二、三度斬り結ぶ中で、彼は戦い方を頭の中で組み立てていた。コートのせいで、体の状態は窺えない。だが、袖口から僅かに見える手首は、守られていなかった。
(胴体を狙うのは……リスキーかもな。戦えない状態にしてしまうのが、確実だ)
下段に構え、見合う。
「なんでこんなことしてるのさ」
「うるせえ! 地球人は皆殺しにしてやるってんだよ!」
「うるさいのはそっちでしょ……」
突っ込んでくるのを躱して、躱して、躱して。怒りに任せた連撃は、手摺やポールを歪めるばかりだ。
「不可能な理想を掲げるのはやめなよ。こんなことで死にたくないでしょ?」
「てめえ、ユーグラスのヨウマだろ⁉ お前らユーグラスが権力側についてから、オビンカは生きづらくてたまらねえ! だから変えてやるのさ、全部!」
「暴力は良くないよ」
列車が急ブレーキをかける。よろけたオビンカに、ヨウマが素早く寄る。鉈を持つ右手首を斬り落とし、足払い。鮮血が散る社内の中で、彼の、夜を閉じ込めたような刃が、オビンカの首元に突きつけられた。
「次は首を刺すよ」
ヨウマは冷淡に告げた。
「降参するなら傷口を塞ぐ。どうする?」
憎しみに満ちた表情で、オビンカは少年を睨めつける。
「その出血だ。あんまりもたないと思う。早く判断しなよ」
「殺せ。情けはいらない」
「情けじゃない。僕が殺したくないから、片手で終わらせようって話をしてるんだ」
苛ついてきたヨウマは、このまま一突きしてしまおうか、とさえ考える。だが、それですっきりするか、というとそうではない。畢竟、心のどこかにしこりを残すだけなのだから。
「……俺の負けだ」
「はいはい」
そう口にしながら、彼は相手の傷口に左手を当てる。指輪が広がると、出血が止まった。
「僕ができるのはこれだけ。輸血とかは、病院に着いてからね」
ポーチから縄を取り出して、左手を手摺に縛り付ける。
「そこの人、車掌さんに伝えて。動かしていい、って」
一人の少年を指差して、指示を出す。それから、ポーチから引っ張り出した黄色と黒の立ち入り禁止テープを張り巡らせて、本部に連絡し始めた。

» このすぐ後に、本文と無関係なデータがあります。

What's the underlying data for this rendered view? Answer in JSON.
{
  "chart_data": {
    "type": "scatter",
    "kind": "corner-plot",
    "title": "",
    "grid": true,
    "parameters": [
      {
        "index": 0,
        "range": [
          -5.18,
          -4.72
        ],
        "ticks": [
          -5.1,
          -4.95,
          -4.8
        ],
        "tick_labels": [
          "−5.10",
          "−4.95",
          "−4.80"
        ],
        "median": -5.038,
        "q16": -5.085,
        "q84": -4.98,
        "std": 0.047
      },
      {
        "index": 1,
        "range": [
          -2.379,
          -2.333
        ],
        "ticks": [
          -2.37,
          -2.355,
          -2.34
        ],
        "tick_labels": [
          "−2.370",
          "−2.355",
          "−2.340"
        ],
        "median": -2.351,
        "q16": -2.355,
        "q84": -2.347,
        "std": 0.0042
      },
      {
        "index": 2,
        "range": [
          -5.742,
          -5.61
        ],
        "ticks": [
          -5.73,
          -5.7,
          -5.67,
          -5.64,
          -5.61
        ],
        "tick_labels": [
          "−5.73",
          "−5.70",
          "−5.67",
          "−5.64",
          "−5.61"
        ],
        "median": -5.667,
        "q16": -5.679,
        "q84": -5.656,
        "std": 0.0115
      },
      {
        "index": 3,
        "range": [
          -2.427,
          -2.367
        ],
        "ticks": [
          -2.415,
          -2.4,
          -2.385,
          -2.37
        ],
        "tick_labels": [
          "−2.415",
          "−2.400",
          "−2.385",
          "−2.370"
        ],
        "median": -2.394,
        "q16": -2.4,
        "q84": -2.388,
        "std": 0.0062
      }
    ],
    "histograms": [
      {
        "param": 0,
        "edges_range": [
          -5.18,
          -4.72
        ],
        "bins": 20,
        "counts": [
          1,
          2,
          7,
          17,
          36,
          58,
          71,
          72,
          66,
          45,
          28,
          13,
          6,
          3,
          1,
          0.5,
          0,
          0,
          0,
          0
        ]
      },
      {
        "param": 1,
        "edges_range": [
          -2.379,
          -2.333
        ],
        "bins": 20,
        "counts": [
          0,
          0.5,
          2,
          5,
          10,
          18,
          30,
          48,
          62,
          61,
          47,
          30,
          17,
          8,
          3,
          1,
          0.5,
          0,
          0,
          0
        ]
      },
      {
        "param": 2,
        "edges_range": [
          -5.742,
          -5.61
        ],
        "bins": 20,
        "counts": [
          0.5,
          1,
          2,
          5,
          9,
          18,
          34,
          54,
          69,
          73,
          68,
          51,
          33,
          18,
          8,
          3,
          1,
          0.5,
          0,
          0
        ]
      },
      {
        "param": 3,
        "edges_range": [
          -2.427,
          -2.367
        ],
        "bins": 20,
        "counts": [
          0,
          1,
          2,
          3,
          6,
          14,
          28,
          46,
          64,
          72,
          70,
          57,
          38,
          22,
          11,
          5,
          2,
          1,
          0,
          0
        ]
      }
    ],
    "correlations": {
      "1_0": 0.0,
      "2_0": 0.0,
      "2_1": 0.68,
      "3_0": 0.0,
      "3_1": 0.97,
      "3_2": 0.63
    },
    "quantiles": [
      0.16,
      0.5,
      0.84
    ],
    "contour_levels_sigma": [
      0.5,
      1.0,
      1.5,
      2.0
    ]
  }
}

「もしもし? え? 自分の携帯で専用回線に繋ぐなって? それはごめん。で、本題なんだけど──」
今しがた起きたことを、簡潔に説明。
「そういうわけで、捜査員の派遣よろしく」
電話を仕舞った彼は、鉈を拾い上げる。そして、オビンカの前にしゃがみ込んでその目を見た。動かした電車の中、その姿勢は全くブレない。
「地球人、嫌いなの?」
「好きになれるわけないだろ」
「でも、親父は僕を拾って育ててくれたし、ユーグラスのみんなは、表向きには僕をちゃんと扱ってくれるよ」
「利用価値があるからだ。違うか」
否定も肯定もしない内に、列車は最寄り駅に停車した。
◆
ヨウマが自宅の鍵を回した時、ドタドタという足音が中から響いてくる。
「ただいま──」
と言うのが早かったか、
「大丈夫⁉」
という声がしたのが早かったか。優香が焦燥に足首を掴まれた顔で待っていた。護衛任務の継続が下達され、同居生活が始まったのだ。
「地下鉄で殺人事件、って……」
「大丈夫。僕らは何ともないよ」
「じゃあ、その血は……」
左手に付着した血を見て、彼女は声を震わせた。
「僕のじゃない。相手の」
「よかった……」
体の血が抜けたようにふらついたその小さな体を、ヨウマが支える。そのまま、リビングの椅子に持って行った。テレビの前には、ソファに腰掛けるキジマの姿。
「じゃ、僕は手洗ってくるから」
その間、深雪は手早く料理の準備を始めた。
「キジマさんも、冷やし中華、食べていきますか?」
「お、いいのか? ありがとな」
「そう思って多めに買ってきましたから……」
錦糸卵を慣れた手つきで用意する彼女を見て、優香は素直な疑問をぶつける。
「深雪ちゃんって、いつからここにいるの?」
「じゅ、十三歳の時からなので……えっと……二年、ですね」
「学校は?」
「お母さんが死ぬまでは……」
心の触れたくない部分に指先を当ててしまったことを恥じながら、
「ごめんなさい。そういうつもりじゃなくて」
と優香は謝罪を述べた。
「いえ、よくあることですから……」
話しながらも、深雪の手は淀みない。テキパキと動き、あっという間に四人分の食事が供された。少し赤みがかった黄色い中太麺の上に、トマト、卵、胡瓜、ハム。冷やし中華だ。
だが、ついさっきリビングに戻ってきたヨウマは、携帯のコールでまたも廊下に出る。
「もしもし?」
『俺だ』
ジクーレンだった。
『お前が捕まえた奴が吐いた。夜明けのタルカ……そのアジトの場所がわかったんだ。今裏付けを進めている』
「じゃ、カチコミ?」
『ああ。抵抗が予想される。お前とキジマを使いたい』
「それはいいけど、優香はどうするのさ」
電話の向こうで何かを飲む音がした。
『こちらから人員を派遣する。何、家の外で見張らせるだけだ。深雪の精神状態は考慮している』
「ならいいけど……」
『状況が変われば、また連絡する。ではな』
「うん。おやすみ」
ぽつねんと、静かな廊下に残された。